Baseline Code (with bottleneck) for University-1652 (pytorch).
Any suggestion is welcomed.
You may learn more from model.py
. We use the L2-norm 2048-dim feature as the input.
- I did not optimize the code. I strongly suggest use fp16 and use
with torch.no_grad()
. I will update the code later. - Larger margin may lead to a worse local minimum. (margin = 0.1-0.3 may provide a better result.)
- Per-class sampler (Satisfied sampler)is not neccessary.
- Adam optimizer is not neccessary.
- Python 3.6
- GPU Memory >= 6G
- Numpy
- Pytorch 0.3+
(Some reports found that updating numpy can arrive the right accuracy. If you only get 50~80 Top1 Accuracy, just try it.) We have successfully run the code based on numpy 1.12.1 and 1.13.1 .
- Install Pytorch from http://pytorch.org/
- Install Torchvision from the source
git clone https://github.com/pytorch/vision
cd vision
python setup.py install
Because pytorch and torchvision are ongoing projects.
Here we noted that our code is tested based on Pytorch 0.3.0/0.4.0 and Torchvision 0.2.0.
Download Market1501 Dataset
Preparation: Put the images with the same id in one folder. You may use
python prepare.py
Remember to change the dataset path to your own path.

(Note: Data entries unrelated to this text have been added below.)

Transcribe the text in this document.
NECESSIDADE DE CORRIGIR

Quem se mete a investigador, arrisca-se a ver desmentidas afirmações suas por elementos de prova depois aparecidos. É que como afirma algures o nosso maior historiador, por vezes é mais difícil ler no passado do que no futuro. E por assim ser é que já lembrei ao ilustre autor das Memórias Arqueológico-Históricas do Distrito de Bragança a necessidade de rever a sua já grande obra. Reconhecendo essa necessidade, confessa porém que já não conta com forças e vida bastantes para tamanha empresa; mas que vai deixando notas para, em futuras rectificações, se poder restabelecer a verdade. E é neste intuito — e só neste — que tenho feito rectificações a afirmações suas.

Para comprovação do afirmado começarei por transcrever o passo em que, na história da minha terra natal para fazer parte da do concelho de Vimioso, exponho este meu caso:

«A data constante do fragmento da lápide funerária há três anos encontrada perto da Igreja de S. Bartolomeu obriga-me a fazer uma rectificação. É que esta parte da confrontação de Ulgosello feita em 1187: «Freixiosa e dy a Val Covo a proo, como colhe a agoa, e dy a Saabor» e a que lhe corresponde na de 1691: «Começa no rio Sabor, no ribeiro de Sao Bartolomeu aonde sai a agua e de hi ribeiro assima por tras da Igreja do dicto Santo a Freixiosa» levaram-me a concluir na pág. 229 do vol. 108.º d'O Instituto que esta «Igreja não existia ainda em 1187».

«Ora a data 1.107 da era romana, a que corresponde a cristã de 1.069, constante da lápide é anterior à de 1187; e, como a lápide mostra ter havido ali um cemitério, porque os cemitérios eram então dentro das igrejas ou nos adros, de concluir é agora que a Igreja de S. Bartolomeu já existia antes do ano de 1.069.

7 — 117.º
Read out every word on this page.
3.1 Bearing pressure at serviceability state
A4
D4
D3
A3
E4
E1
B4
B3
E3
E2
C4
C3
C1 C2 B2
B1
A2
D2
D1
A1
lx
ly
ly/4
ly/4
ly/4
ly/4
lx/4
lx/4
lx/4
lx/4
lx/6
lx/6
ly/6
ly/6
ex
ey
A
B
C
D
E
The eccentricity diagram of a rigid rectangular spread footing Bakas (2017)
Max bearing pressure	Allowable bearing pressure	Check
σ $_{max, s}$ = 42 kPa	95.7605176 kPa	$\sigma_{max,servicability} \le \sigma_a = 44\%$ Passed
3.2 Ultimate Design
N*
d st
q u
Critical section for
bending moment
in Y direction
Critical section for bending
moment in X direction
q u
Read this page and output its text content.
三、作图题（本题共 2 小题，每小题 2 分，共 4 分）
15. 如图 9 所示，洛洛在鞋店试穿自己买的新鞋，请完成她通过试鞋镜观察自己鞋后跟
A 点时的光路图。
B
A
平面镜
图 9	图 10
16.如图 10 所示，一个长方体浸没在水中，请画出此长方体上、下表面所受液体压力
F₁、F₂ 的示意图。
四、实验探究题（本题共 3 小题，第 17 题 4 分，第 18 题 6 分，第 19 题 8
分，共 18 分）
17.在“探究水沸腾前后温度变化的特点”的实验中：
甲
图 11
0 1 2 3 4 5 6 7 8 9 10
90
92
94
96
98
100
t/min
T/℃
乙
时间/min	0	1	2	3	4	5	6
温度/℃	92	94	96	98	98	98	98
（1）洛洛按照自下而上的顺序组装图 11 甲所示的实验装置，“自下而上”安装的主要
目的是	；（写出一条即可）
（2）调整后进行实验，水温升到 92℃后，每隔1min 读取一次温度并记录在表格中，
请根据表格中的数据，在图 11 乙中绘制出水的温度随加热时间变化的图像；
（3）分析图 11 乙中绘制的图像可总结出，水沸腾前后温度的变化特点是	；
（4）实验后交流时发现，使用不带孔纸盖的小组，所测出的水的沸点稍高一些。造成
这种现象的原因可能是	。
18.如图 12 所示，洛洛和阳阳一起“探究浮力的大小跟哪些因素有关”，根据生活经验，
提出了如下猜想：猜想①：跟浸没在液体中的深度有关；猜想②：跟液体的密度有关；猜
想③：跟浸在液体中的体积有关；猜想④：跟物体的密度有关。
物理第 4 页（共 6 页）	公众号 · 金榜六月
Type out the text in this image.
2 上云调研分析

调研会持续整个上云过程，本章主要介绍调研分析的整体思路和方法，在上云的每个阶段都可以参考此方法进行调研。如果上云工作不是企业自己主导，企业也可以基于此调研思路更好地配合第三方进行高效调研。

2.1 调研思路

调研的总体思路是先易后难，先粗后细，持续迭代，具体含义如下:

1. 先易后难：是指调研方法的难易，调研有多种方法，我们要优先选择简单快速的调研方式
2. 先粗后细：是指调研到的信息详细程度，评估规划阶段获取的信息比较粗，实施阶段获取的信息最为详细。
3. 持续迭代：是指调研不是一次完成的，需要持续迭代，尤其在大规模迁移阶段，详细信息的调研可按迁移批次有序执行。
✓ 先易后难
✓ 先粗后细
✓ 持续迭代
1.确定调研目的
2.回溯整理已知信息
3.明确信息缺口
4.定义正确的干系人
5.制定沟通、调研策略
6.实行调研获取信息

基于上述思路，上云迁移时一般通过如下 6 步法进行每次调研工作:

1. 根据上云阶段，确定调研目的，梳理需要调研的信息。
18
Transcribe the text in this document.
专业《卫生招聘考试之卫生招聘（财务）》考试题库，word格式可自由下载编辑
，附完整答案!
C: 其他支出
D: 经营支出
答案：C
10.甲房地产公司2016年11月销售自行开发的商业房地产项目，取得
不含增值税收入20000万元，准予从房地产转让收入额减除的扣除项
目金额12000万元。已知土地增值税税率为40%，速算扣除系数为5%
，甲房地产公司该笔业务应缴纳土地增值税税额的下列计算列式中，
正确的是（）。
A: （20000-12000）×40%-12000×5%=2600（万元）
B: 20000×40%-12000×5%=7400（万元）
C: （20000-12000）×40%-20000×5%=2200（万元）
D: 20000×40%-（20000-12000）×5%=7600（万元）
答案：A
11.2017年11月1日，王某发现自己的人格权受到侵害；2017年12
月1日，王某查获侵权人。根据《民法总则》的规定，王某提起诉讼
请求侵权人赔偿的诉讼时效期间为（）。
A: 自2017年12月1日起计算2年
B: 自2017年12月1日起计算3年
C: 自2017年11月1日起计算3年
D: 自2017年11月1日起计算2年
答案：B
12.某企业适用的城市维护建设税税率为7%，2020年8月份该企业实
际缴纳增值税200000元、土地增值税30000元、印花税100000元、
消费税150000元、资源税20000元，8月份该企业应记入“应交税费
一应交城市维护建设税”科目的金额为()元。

Futhermore, you also can test our code on DukeMTMC-reID Dataset. Our baseline code is not such high on DukeMTMC-reID Rank@1=64.23%, mAP=43.92%. Hyperparameters are need to be tuned.
To save trained model, we make a dir.
mkdir model
Train a model by
python train_new.py --gpu_ids 0 --name ft_ResNet50 --train_all --batchsize 32 --data_dir your_data_path
--gpu_ids
which gpu to run.
--name
the name of model.
--data_dir
the path of the training data.
--train_all
using all images to train.
--batchsize
batch size.
--erasing_p
random erasing probability.
Train a model with random erasing by
python train_new.py --gpu_ids 0 --name ft_ResNet50 --train_all --batchsize 32 --data_dir your_data_path --erasing_p 0.5
Use trained model to extract feature by
python test.py --gpu_ids 0 --name ft_ResNet50 --test_dir your_data_path --which_epoch 59
--gpu_ids
which gpu to run.
--name
the dir name of trained model.
--which_epoch
select the i-th model.
--data_dir
the path of the testing data.
python evaluate.py
It will output Rank@1, Rank@5, Rank@10 and mAP results.
You may also try evaluate_gpu.py
to conduct a faster evaluation with GPU.
For mAP calculation, you also can refer to the C++ code for Oxford Building. We use the triangle mAP calculation (consistent with the Market1501 original code).